Comentario al evangelio del Miércoles 27 de Noviembre del 2013
Queridos hermanos:
La historia de la Iglesia ha sido un desfile interminable de mártires, desde los apóstoles hasta los
aproximadamente treinta misioneros que son asesinados cada año, o los fieles coptos o caldeos que
perecen en ataques terroristas cuando están celebrando el culto. Somos la prolongación del gran Mártir
y eso tiene que notarse. Una “malaventuranza” transmitida por Lucas dice: “Hay de vosotros cuando
todo el mundo hable bien de vosotros; así hacían sus padres con los pseudoprofetas” (Lc 6,25). Por el
contrario, una existencia en plena coherencia con la fe suele “hacer pupa”; “acechemos al justo
–dijeron los impíos-, que nos fastidia… se enfrenta a nuestro modo de obrar… es un reproche a nuestros
criterios y sólo verle nos da grima” (Sab 2,12-14). Cuando a nadie resultemos “molestos”, conviene
que nos preguntemos quiénes estamos siendo. En actitud de admiración hacia una serie de mártires
judíos, dice la Carta a los Hebreos: “el mundo no se los merecía” (11,38).
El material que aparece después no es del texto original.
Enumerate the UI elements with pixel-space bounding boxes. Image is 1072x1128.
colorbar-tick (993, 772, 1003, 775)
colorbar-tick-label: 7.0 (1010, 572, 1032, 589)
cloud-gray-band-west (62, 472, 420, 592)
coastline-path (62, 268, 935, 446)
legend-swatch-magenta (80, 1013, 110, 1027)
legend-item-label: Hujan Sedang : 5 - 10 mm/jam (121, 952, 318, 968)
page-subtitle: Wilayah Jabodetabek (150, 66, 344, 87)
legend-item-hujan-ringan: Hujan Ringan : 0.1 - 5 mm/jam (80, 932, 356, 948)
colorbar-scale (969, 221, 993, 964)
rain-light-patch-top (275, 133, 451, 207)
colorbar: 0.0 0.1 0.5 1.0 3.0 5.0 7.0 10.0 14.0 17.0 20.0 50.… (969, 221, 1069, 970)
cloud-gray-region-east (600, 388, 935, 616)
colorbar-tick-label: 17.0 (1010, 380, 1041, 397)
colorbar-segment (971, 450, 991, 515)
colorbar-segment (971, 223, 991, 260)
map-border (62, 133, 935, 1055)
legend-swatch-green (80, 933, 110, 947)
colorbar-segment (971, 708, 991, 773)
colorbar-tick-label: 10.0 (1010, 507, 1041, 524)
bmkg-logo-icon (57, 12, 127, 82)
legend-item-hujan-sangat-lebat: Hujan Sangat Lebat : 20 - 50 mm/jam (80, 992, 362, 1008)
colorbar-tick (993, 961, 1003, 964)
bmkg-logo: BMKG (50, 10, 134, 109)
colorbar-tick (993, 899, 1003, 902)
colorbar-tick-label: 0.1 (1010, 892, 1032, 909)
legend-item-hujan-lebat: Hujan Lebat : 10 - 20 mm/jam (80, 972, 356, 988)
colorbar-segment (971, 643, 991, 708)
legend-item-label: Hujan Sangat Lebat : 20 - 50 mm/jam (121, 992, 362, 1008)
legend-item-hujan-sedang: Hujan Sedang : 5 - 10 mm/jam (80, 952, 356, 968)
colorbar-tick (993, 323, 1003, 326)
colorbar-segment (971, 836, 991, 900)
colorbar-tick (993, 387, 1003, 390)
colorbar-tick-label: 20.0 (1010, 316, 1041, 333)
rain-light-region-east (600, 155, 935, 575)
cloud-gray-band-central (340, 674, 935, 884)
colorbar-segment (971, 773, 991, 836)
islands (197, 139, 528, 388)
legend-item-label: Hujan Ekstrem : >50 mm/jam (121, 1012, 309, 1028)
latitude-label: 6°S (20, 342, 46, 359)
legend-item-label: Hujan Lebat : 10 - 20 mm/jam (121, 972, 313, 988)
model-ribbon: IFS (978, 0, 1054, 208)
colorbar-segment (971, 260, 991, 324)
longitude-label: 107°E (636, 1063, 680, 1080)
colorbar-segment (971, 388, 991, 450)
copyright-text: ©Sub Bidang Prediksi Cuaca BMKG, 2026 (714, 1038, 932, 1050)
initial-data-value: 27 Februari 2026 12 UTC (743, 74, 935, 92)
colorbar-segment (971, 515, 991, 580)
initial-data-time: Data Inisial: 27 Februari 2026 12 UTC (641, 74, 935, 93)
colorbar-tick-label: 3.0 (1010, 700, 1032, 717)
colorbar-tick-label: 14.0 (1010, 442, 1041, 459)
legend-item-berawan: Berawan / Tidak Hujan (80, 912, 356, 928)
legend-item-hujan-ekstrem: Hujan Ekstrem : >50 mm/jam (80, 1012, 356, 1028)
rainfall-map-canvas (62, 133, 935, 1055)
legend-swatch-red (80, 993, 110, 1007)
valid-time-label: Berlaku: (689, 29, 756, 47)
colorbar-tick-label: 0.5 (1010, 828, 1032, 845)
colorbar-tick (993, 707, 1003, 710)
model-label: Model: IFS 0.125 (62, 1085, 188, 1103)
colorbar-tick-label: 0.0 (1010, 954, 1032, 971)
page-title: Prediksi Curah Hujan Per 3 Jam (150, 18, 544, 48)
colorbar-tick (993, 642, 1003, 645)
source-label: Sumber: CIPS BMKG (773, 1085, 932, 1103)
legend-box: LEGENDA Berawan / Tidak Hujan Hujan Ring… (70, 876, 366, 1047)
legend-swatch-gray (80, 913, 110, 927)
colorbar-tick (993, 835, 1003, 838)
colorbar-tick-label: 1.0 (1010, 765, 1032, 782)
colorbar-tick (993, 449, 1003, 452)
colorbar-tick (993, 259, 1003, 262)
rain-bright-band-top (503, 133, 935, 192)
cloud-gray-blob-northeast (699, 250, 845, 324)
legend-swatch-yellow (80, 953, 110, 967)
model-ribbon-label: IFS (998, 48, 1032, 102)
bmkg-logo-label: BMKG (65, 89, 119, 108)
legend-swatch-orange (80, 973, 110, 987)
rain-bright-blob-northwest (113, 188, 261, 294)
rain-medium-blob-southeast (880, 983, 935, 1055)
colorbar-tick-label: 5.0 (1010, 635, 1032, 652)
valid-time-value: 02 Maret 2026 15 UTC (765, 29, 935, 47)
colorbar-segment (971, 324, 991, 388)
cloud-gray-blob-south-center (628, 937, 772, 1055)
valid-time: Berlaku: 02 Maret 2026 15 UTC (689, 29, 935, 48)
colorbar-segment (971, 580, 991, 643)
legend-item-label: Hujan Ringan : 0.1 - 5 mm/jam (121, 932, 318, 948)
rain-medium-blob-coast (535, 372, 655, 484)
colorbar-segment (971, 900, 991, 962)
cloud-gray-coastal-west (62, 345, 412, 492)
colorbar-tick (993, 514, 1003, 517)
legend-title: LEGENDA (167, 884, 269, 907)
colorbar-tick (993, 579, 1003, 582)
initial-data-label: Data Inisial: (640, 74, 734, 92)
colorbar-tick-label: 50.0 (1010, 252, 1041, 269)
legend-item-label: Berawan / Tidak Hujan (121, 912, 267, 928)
Hace ahora mes y medio eran beatificados en Tarragona 522 mártires de la feroz persecución que tuvo
lugar en la España de los años 30. Se han hecho muchos intentos, unos más correctos que otros, de
“explicar” racionalmente aquellos lamentables sucesos, de verlos como consecuencia “normal” de
incomprensiones e intransigencias ya inveteradas, en una y otra dirección; los historiadores tienen aún
mucha tarea en ese campo. Lo que nadie encuentra tan “normal”, lo que impresiona a todo el que mire
con ojos limpios, es la entereza de aquella multitud, a la que se adecua perfectamente la afirmación de
Apocalipsis 12,11 “no amaron tanto su vida que temieran la muerte”.
El evangelista Lucas, al transmitir esos sombríos presagios de Jesús sobre el futuro de sus discípulos,
no deja pasar la ocasión de exhortar a la acción evangelizadora: para el discípulo entusiasta, el juicio
será una oportunidad para dar testimonio. De paso, recuerda a sus lectores la presencia de Jesús en
medio de los suyos (él les inspirará la palabra oportuna) y la providencia amorosa del Padre (que mira
hasta por el último de sus cabellos). Por un lado, el discípulo que es juzgado por haber vivido de
acuerdo con su fe no necesita grandes autoapologías; su vida misma, aquello por lo que es perseguido,
debiera ser su más elocuente, irrefutable defensa. Por otro, Dios se cuida de sus hijos, en cuyos brazos
paternales descansan tranquilos. Ya previamente había advertido: “no temáis a los que matan el cuerpo
pero no pueden hacer nada más” (Lc 12,4). Y no es que el evangelista sea un neoplatónico
despreciador de la materia, del cuerpo de carne; él cree en la creación y la resurrección. Lo que le
importa es recordarnos que nuestra más íntima identidad personal la tiene Dios en sus manos. Mientras
él “nos piensa” y “nos nombra”, sostiene nuestra existencia.